In conventional ministry the life blood of ministry is information. The underlying assumption is that knowledge changes people so find the right people who will present the right information to everyone else and they will change. It isn’t working out so well now.
If sacrificial love is as important as Jesus, Paul and John make it out to be why doesn’t this value shape what we do? If love is more important than knowledge than why do we spend so much time absorbing information and so little time interacting with people we care about? In as much as I believe in a simpler approach to church organization the size isn’t the pivotal factor. It really isn’t about how many people are meeting where. It goes deeper than that. It is about the Spirit having an opportunity to work through the body and that a Christlike genuine sacrificial love be evident in the lives of those who are committed to each other.

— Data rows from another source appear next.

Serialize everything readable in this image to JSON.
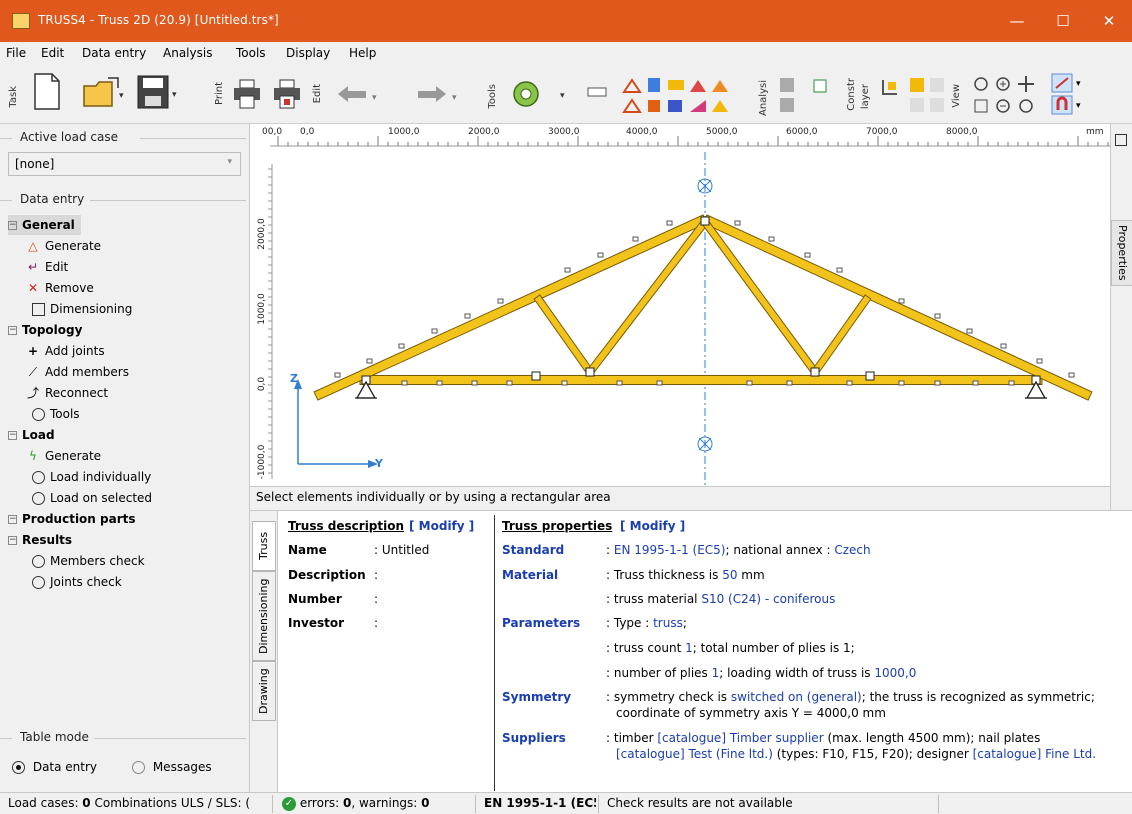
{
  "window": {
    "title": "TRUSS4 - Truss 2D  (20.9)  [Untitled.trs*]",
    "minimize": "—",
    "maximize": "☐",
    "close": "✕"
  },
  "menu": [
    "File",
    "Edit",
    "Data entry",
    "Analysis",
    "Tools",
    "Display",
    "Help"
  ],
  "toolbar": {
    "task_label": "Task",
    "print_label": "Print",
    "edit_label": "Edit",
    "tools_label": "Tools",
    "analysis_label": "Analysi",
    "construct_label": "Constr",
    "layer_label": "layer",
    "view_label": "View"
  },
  "left": {
    "active_load_case_label": "Active load case",
    "active_load_case_value": "[none]",
    "data_entry_label": "Data entry",
    "tree": [
      {
        "label": "General",
        "type": "group",
        "bold": true
      },
      {
        "label": "Generate",
        "type": "item",
        "icon": "generate-truss-icon"
      },
      {
        "label": "Edit",
        "type": "item",
        "icon": "edit-arrow-icon"
      },
      {
        "label": "Remove",
        "type": "item",
        "icon": "remove-x-icon"
      },
      {
        "label": "Dimensioning",
        "type": "item",
        "icon": "square-icon"
      },
      {
        "label": "Topology",
        "type": "group",
        "bold": true
      },
      {
        "label": "Add joints",
        "type": "item",
        "icon": "plus-icon"
      },
      {
        "label": "Add members",
        "type": "item",
        "icon": "line-icon"
      },
      {
        "label": "Reconnect",
        "type": "item",
        "icon": "reconnect-icon"
      },
      {
        "label": "Tools",
        "type": "item",
        "icon": "circle-icon"
      },
      {
        "label": "Load",
        "type": "group",
        "bold": true
      },
      {
        "label": "Generate",
        "type": "item",
        "icon": "lightning-icon"
      },
      {
        "label": "Load individually",
        "type": "item",
        "icon": "circle-icon"
      },
      {
        "label": "Load on selected",
        "type": "item",
        "icon": "circle-icon"
      },
      {
        "label": "Production parts",
        "type": "group",
        "bold": true
      },
      {
        "label": "Results",
        "type": "group",
        "bold": true
      },
      {
        "label": "Members check",
        "type": "item",
        "icon": "circle-icon"
      },
      {
        "label": "Joints check",
        "type": "item",
        "icon": "circle-icon"
      }
    ],
    "table_mode_label": "Table mode",
    "table_mode_options": [
      "Data entry",
      "Messages"
    ],
    "table_mode_selected": "Data entry"
  },
  "canvas": {
    "ruler_ticks": [
      "00,0",
      "0,0",
      "1000,0",
      "2000,0",
      "3000,0",
      "4000,0",
      "5000,0",
      "6000,0",
      "7000,0",
      "8000,0"
    ],
    "ruler_unit": "mm",
    "vertical_ticks": [
      "2000,0",
      "1000,0",
      "0,0",
      "-1000,0"
    ],
    "axis_z": "Z",
    "axis_y": "Y",
    "truss_color": "#f2c31a",
    "truss_outline": "#7a5a00",
    "status_text": "Select elements individually or by  using a rectangular area"
  },
  "properties_tab": "Properties",
  "bottom": {
    "tabs": [
      "Truss",
      "Dimensioning",
      "Drawing"
    ],
    "active_tab": "Truss",
    "truss_description_title": "Truss description",
    "modify": "[ Modify ]",
    "description_rows": [
      {
        "label": "Name",
        "value": ": Untitled"
      },
      {
        "label": "Description",
        "value": ":"
      },
      {
        "label": "Number",
        "value": ":"
      },
      {
        "label": "Investor",
        "value": ":"
      }
    ],
    "truss_properties_title": "Truss properties",
    "properties": {
      "standard_label": "Standard",
      "standard_value_prefix": ": ",
      "standard_link": "EN 1995-1-1 (EC5)",
      "standard_mid": "; national annex : ",
      "standard_annex": "Czech",
      "material_label": "Material",
      "material_line1_prefix": ": Truss thickness is ",
      "material_thickness": "50",
      "material_line1_suffix": " mm",
      "material_line2_prefix": ": truss material ",
      "material_line2_link": "S10 (C24) - coniferous",
      "parameters_label": "Parameters",
      "param_line1_prefix": ": Type : ",
      "param_line1_link": "truss",
      "param_line1_suffix": ";",
      "param_line2_prefix": ": truss count ",
      "param_line2_count": "1",
      "param_line2_suffix": "; total number of plies is 1;",
      "param_line3_prefix": ": number of plies ",
      "param_line3_plies": "1",
      "param_line3_mid": "; loading width of truss is ",
      "param_line3_width": "1000,0",
      "symmetry_label": "Symmetry",
      "sym_line1_prefix": ": symmetry check is ",
      "sym_line1_link": "switched on (general)",
      "sym_line1_suffix": "; the truss is recognized as symmetric;",
      "sym_line2": "coordinate of symmetry axis  Y = 4000,0 mm",
      "suppliers_label": "Suppliers",
      "sup_line1_prefix": ": timber ",
      "sup_line1_link": "[catalogue] Timber supplier",
      "sup_line1_suffix": " (max. length 4500 mm); nail plates",
      "sup_line2_link1": "[catalogue] Test (Fine ltd.)",
      "sup_line2_mid": " (types: F10, F15, F20); designer ",
      "sup_line2_link2": "[catalogue] Fine Ltd."
    }
  },
  "statusbar": {
    "load_cases": "Load cases: ",
    "load_cases_n": "0",
    "combinations": "  Combinations ULS / SLS: (",
    "errors_prefix": "errors: ",
    "errors_n": "0",
    "warnings_prefix": ", warnings: ",
    "warnings_n": "0",
    "standard": "EN 1995-1-1 (EC5",
    "check": "Check results are not available"
  }
}
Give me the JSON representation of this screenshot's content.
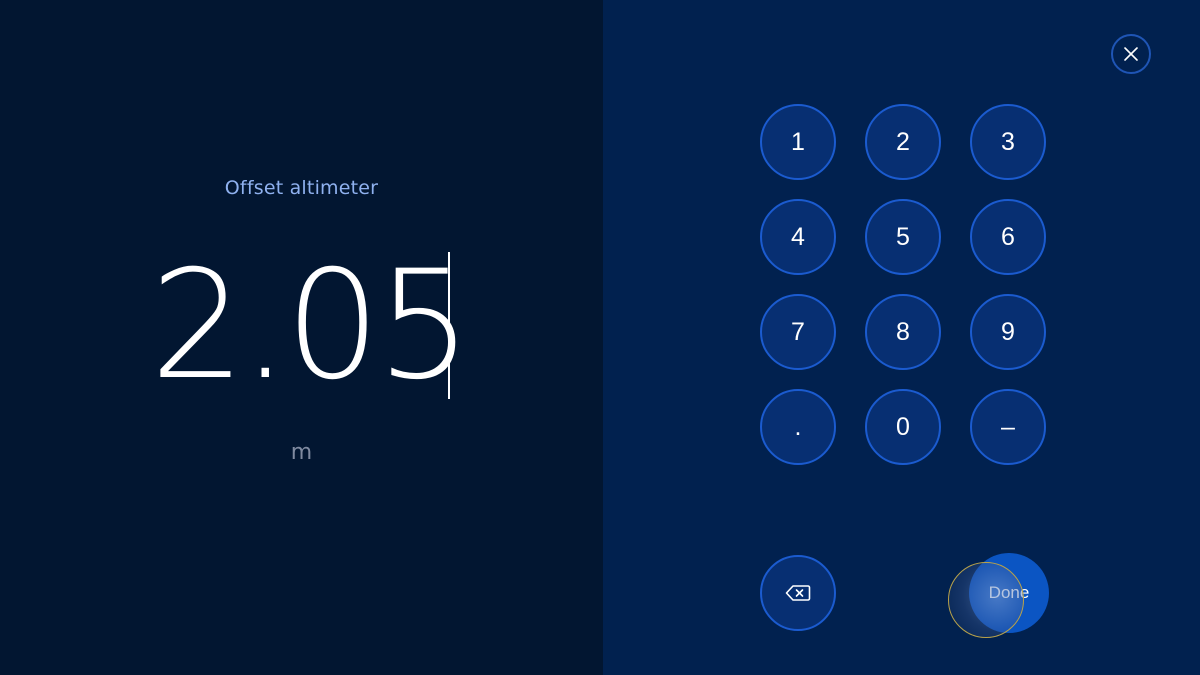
{
  "entry": {
    "label": "Offset altimeter",
    "value": "2.05",
    "unit": "m"
  },
  "keypad": {
    "keys": [
      "1",
      "2",
      "3",
      "4",
      "5",
      "6",
      "7",
      "8",
      "9",
      ".",
      "0",
      "–"
    ],
    "done_label": "Done",
    "backspace_icon": "backspace-icon",
    "close_icon": "close-icon"
  },
  "colors": {
    "left_background": "#021631",
    "right_background": "#01214f",
    "key_fill": "#072f72",
    "key_border": "#1b5bcf",
    "done_fill": "#0b55c3",
    "label_color": "#8fb1ef"
  }
}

If we organize ourselves in such a way that we prevent real genuine caring relationships to form and we put curbs and barriers up to manage people we are squeezing off the life blood of Christ’s body.
He goes on to say that knowledge is essential to prevent weird directions, but is secondary. Read the whole thing.
<idle musing>
The structure of our meetings and church bodies is not a secondary consideration; how we are organized has a huge effect on the results. In the May Christianity Today there was an article that said we are not “brains on a stick” (which just got posted today), yet we organize everything around information transfer (i.e., the sermon). That needs to change in order for God to get our whole lives under His control! And just changing it from emphasis on the sermon to emphasis on the liturgy doesn't reslt in more interaction! A responsive reading or collect prayer isn't any more interactive than silently absorbing a sermon! We need real community, not just a Sunday morning “worship hour” in order to become the body of Christ on the earth.